Nous avons appelé le gouvernement tunisien à enquêter minutieusement sur l’agression perpétrée sur la personne de Slim Boukhdhir et à traduire en justice les auteurs de cette agression, à retirer l’accusation contre Taoufik Ben Brik et à cesser d’harceler les journalistes indépendants ainsi que la presse tunisienne indépendante et d’opposition.
Les médias tunisiens sont en majorité sous le contrôle ou l’influence de l’État, un contrôle qui s’est par ailleurs immiscé au sein du conseil d’administration du Syndicat national des journalistes tunisiens (SNJT), dont l’indépendance a été usurpée et dont les membres sont harcelés.
Les journalistes qui critiquent le gouvernement ou signalent des affaires de corruption sont harcelés, intimidés et emprisonnés. Le Président Ben Ali, qui est au pouvoir depuis 1987 et a été réélu le 25 octobre avec presque 90 % des voix, avait averti que la loi « serait appliquée contre toute personne qui porterait des accusations ou émettrait des doutes sur l’intégrité du processus électoral sans preuve solide ».
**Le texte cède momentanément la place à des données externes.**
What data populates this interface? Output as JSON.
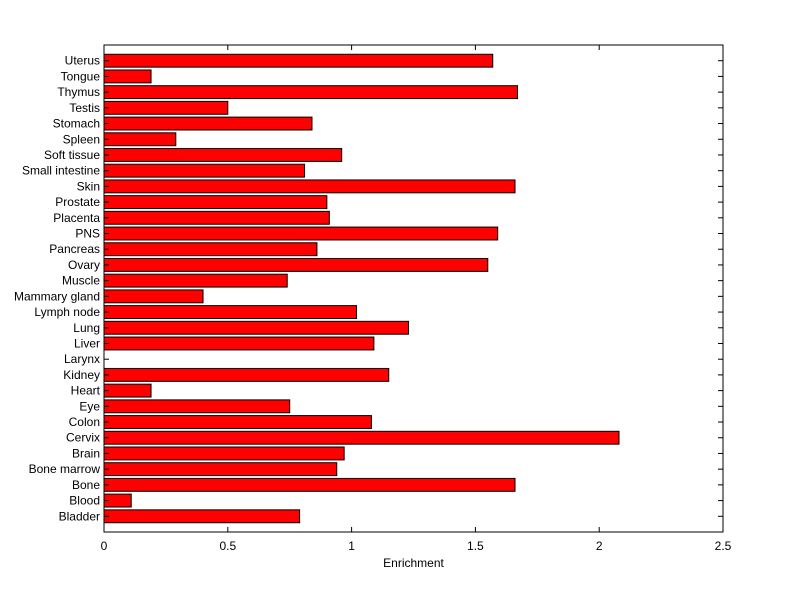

À la suite des élections, le Président Ben Ali, relayé par les médias locaux, a accusé une « minorité infime » de Tunisiens de trahison et d’assistance aux journalistes étrangers dans le but de laisser planer le doute sur le résultat des élections, à l’issue desquelles le parti au pouvoir a conservé une large majorité.
Votre Ministère a exprimé le 6 novembre son inquiétude face à la situation à laquelle sont confrontés journalistes indépendants et défenseurs des Droits de l’homme en Tunisie. Il nous semble effectivement impératif, Monsieur le Ministre, que le gouvernement français ne sous-estime pas la gravité des violations des Droits de l’homme en Tunisie et qu’il adopte et promeuve une politique en accord avec les valeurs de la République, en invitant les autorités tunisiennes, notamment, à respecter leurs engagements internationaux dans le domaine des Droits de l’homme, particulièrement ceux pris en faveur de la liberté d’expression et de la presse.
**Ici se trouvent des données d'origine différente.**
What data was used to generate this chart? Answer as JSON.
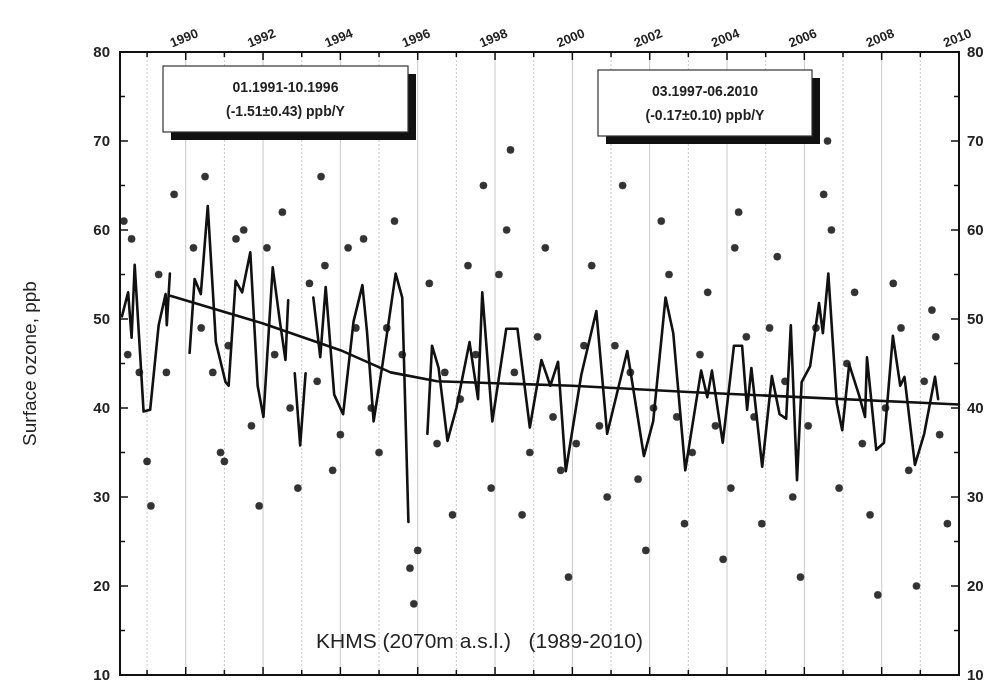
{
  "chart_data": {
    "type": "line",
    "ylabel": "Surface ozone, ppb",
    "annotations": [
      "01.1991-10.1996\n(-1.51±0.43) ppb/Y",
      "03.1997-06.2010\n(-0.17±0.10) ppb/Y",
      "KHMS (2070m a.s.l.)   (1989-2010)"
    ],
    "xlim": [
      1988.3,
      2010
    ],
    "xticks": [
      {
        "value": 1989,
        "label": null
      },
      1990,
      {
        "value": 1991,
        "label": null
      },
      1992,
      {
        "value": 1993,
        "label": null
      },
      1994,
      {
        "value": 1995,
        "label": null
      },
      1996,
      {
        "value": 1997,
        "label": null
      },
      1998,
      {
        "value": 1999,
        "label": null
      },
      2000,
      {
        "value": 2001,
        "label": null
      },
      2002,
      {
        "value": 2003,
        "label": null
      },
      2004,
      {
        "value": 2005,
        "label": null
      },
      2006,
      {
        "value": 2007,
        "label": null
      },
      2008,
      {
        "value": 2009,
        "label": null
      },
      2010
    ],
    "ylim": [
      10,
      80
    ],
    "yticks": [
      10,
      {
        "value": 15,
        "label": null
      },
      20,
      {
        "value": 25,
        "label": null
      },
      30,
      {
        "value": 35,
        "label": null
      },
      40,
      {
        "value": 45,
        "label": null
      },
      50,
      {
        "value": 55,
        "label": null
      },
      60,
      {
        "value": 65,
        "label": null
      },
      70,
      {
        "value": 75,
        "label": null
      },
      80
    ],
    "y2lim": [
      10,
      80
    ],
    "y2ticks": [
      10,
      {
        "value": 15,
        "label": null
      },
      20,
      {
        "value": 25,
        "label": null
      },
      30,
      {
        "value": 35,
        "label": null
      },
      40,
      {
        "value": 45,
        "label": null
      },
      50,
      {
        "value": 55,
        "label": null
      },
      60,
      {
        "value": 65,
        "label": null
      },
      70,
      {
        "value": 75,
        "label": null
      },
      80
    ],
    "grid": "x",
    "series": [
      {
        "type": "scatter",
        "marker": "circle",
        "color": "#333333",
        "x": [
          1988.4,
          1988.5,
          1988.6,
          1988.8,
          1989.0,
          1989.1,
          1989.3,
          1989.5,
          1989.7,
          1990.2,
          1990.4,
          1990.5,
          1990.7,
          1990.9,
          1991.0,
          1991.1,
          1991.3,
          1991.5,
          1991.7,
          1991.9,
          1992.1,
          1992.3,
          1992.5,
          1992.7,
          1992.9,
          1993.2,
          1993.4,
          1993.5,
          1993.6,
          1993.8,
          1994.0,
          1994.2,
          1994.4,
          1994.6,
          1994.8,
          1995.0,
          1995.2,
          1995.4,
          1995.6,
          1995.8,
          1995.9,
          1996.0,
          1996.3,
          1996.5,
          1996.7,
          1996.9,
          1997.1,
          1997.3,
          1997.5,
          1997.7,
          1997.9,
          1998.1,
          1998.3,
          1998.4,
          1998.5,
          1998.7,
          1998.9,
          1999.1,
          1999.3,
          1999.5,
          1999.7,
          1999.9,
          2000.1,
          2000.3,
          2000.5,
          2000.7,
          2000.9,
          2001.1,
          2001.3,
          2001.5,
          2001.7,
          2001.9,
          2002.1,
          2002.3,
          2002.5,
          2002.7,
          2002.9,
          2003.1,
          2003.3,
          2003.5,
          2003.7,
          2003.9,
          2004.1,
          2004.2,
          2004.3,
          2004.5,
          2004.7,
          2004.9,
          2005.1,
          2005.3,
          2005.5,
          2005.7,
          2005.9,
          2006.1,
          2006.3,
          2006.5,
          2006.6,
          2006.7,
          2006.9,
          2007.1,
          2007.3,
          2007.5,
          2007.7,
          2007.9,
          2008.1,
          2008.3,
          2008.5,
          2008.7,
          2008.9,
          2009.1,
          2009.3,
          2009.4,
          2009.5,
          2009.7
        ],
        "values": [
          61,
          46,
          59,
          44,
          34,
          29,
          55,
          44,
          64,
          58,
          49,
          66,
          44,
          35,
          34,
          47,
          59,
          60,
          38,
          29,
          58,
          46,
          62,
          40,
          31,
          54,
          43,
          66,
          56,
          33,
          37,
          58,
          49,
          59,
          40,
          35,
          49,
          61,
          46,
          22,
          18,
          24,
          54,
          36,
          44,
          28,
          41,
          56,
          46,
          65,
          31,
          55,
          60,
          69,
          44,
          28,
          35,
          48,
          58,
          39,
          33,
          21,
          36,
          47,
          56,
          38,
          30,
          47,
          65,
          44,
          32,
          24,
          40,
          61,
          55,
          39,
          27,
          35,
          46,
          53,
          38,
          23,
          31,
          58,
          62,
          48,
          39,
          27,
          49,
          57,
          43,
          30,
          21,
          38,
          49,
          64,
          70,
          60,
          31,
          45,
          53,
          36,
          28,
          19,
          40,
          54,
          49,
          33,
          20,
          43,
          51,
          48,
          37,
          27
        ]
      },
      {
        "marker": "none",
        "color": "#111111",
        "x": [
          1988.35,
          1988.51,
          1988.6,
          1988.68,
          1988.91,
          1989.08,
          1989.3,
          1989.48,
          1989.51,
          1989.59,
          1989.85,
          1990.1,
          1990.23,
          1990.39,
          1990.57,
          1990.78,
          1991.03,
          1991.11,
          1991.29,
          1991.46,
          1991.67,
          1991.86,
          1992.01,
          1992.25,
          1992.43,
          1992.58,
          1992.65,
          1992.74,
          1992.82,
          1992.96,
          1993.1,
          1993.2,
          1993.3,
          1993.48,
          1993.62,
          1993.84,
          1994.07,
          1994.34,
          1994.57,
          1994.69,
          1994.86,
          1995.09,
          1995.43,
          1995.6,
          1995.76,
          1996.0,
          1996.25,
          1996.37,
          1996.54,
          1996.77,
          1997.0,
          1997.34,
          1997.56,
          1997.67,
          1997.93,
          1998.29,
          1998.58,
          1998.9,
          1999.2,
          1999.43,
          1999.63,
          1999.83,
          2000.23,
          2000.62,
          2000.9,
          2001.42,
          2001.85,
          2002.09,
          2002.41,
          2002.61,
          2002.92,
          2003.33,
          2003.49,
          2003.61,
          2003.89,
          2004.18,
          2004.39,
          2004.52,
          2004.63,
          2004.91,
          2005.16,
          2005.36,
          2005.53,
          2005.65,
          2005.81,
          2005.93,
          2006.15,
          2006.38,
          2006.48,
          2006.62,
          2006.84,
          2006.98,
          2007.16,
          2007.41,
          2007.57,
          2007.62,
          2007.86,
          2008.06,
          2008.29,
          2008.48,
          2008.59,
          2008.86,
          2009.1,
          2009.38,
          2009.46
        ],
        "values": [
          50.3,
          53.0,
          47.9,
          56.1,
          39.6,
          39.8,
          49.3,
          52.8,
          49.3,
          55.1,
          null,
          46.2,
          54.5,
          52.8,
          62.7,
          47.4,
          42.9,
          42.5,
          54.3,
          53.0,
          57.5,
          42.5,
          39.0,
          55.8,
          49.9,
          45.4,
          52.1,
          null,
          43.9,
          35.8,
          43.9,
          null,
          52.4,
          45.7,
          53.6,
          41.5,
          39.3,
          49.7,
          53.8,
          48.5,
          38.5,
          44.9,
          55.1,
          52.4,
          27.2,
          null,
          37.1,
          47.0,
          44.5,
          36.3,
          40.0,
          47.4,
          41.0,
          53.0,
          38.5,
          48.9,
          48.9,
          37.8,
          45.4,
          42.5,
          45.2,
          32.9,
          43.7,
          50.9,
          37.1,
          46.4,
          34.6,
          38.5,
          52.4,
          48.4,
          33.0,
          44.2,
          41.2,
          44.2,
          36.1,
          47.0,
          47.0,
          39.8,
          44.5,
          33.4,
          43.6,
          39.3,
          38.8,
          49.3,
          31.9,
          42.9,
          44.7,
          51.8,
          48.4,
          55.1,
          40.5,
          37.5,
          44.9,
          41.5,
          39.0,
          45.7,
          35.3,
          36.1,
          48.1,
          42.5,
          43.5,
          33.6,
          37.1,
          43.5,
          41.0
        ]
      },
      {
        "marker": "none",
        "color": "#111111",
        "x": [
          1989.6,
          1992.0,
          1994.0,
          1995.3,
          1996.5,
          2000.0,
          2003.0,
          2010.0
        ],
        "values": [
          52.6,
          49.5,
          46.5,
          44.0,
          43.0,
          42.5,
          41.8,
          40.4
        ]
      }
    ]
  }
}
Nous sollicitons par la présente l’opportunité de vous rencontrer à la date qui vous conviendra.
Nous nous tenons à votre disposition et nous vous prions d’agréer, Monsieur le Ministre, l’expression de notre haute considération,
Timothy Balding
Joint CEO
Association Mondiale des Journaux et des Éditeurs de Médias d’Information
Rohan Jayasekera
Président du Groupe d’observation de la Tunisie
Échange international de la liberté d’expression
Les membres du TMG de l’IFEX:
ARTICLE 19, Royaume-Uni
Association Mondiale des Journaux et des Éditeurs de Médias d’Information (WAN-IFRA), France
Association mondiale des radiodiffuseurs communautaires (AMARC), Canada
Bahrain Center for Human Rights, Bahreïn
Cairo Institute for Human Rights Studies, Égypte
Cartoonists Rights Network International (CRNI), États-Unis
Centre PEN norvégien, Norvège
Comité des écrivains en prison de PEN International (WiPC), Royaume-Uni
Fédération internationale des associations et institutions de bibliothèques (IFLA), Pays-Bas
Fédération internationale des journalistes (FIJ), Belgique
Fondation Maharat, Liban
Index on Censorship, Royaume-Uni
Institut international de la presse (IIP), Autriche
Journaliste en danger (JED), République démocratique du Congo
Journalistes canadiens pour la liberté d’expression (CJFE), Canada
Media Institute of Southern Africa (MISA), Namibie
Organisation égyptienne pour les droits de l’Homme (EOHR), Égypte
Réseau d’information arabe des droits de l’Homme (ANHRI), Égypte
Union internationale des éditeurs (UIE), Suisse
Le Groupe d’observation de la Tunisie (TMG) est une coalition formée de 20 organisations membres du réseau de l’Échange international de la liberté d’expression (IFEX). L’IFEX-TMG surveille les atteintes à la liberté d’expression qui se produisent en Tunisie pour attirer l’attention sur le grand besoin qu’a ce pays d’améliorer son dossier en matière de violations des droits de la personne.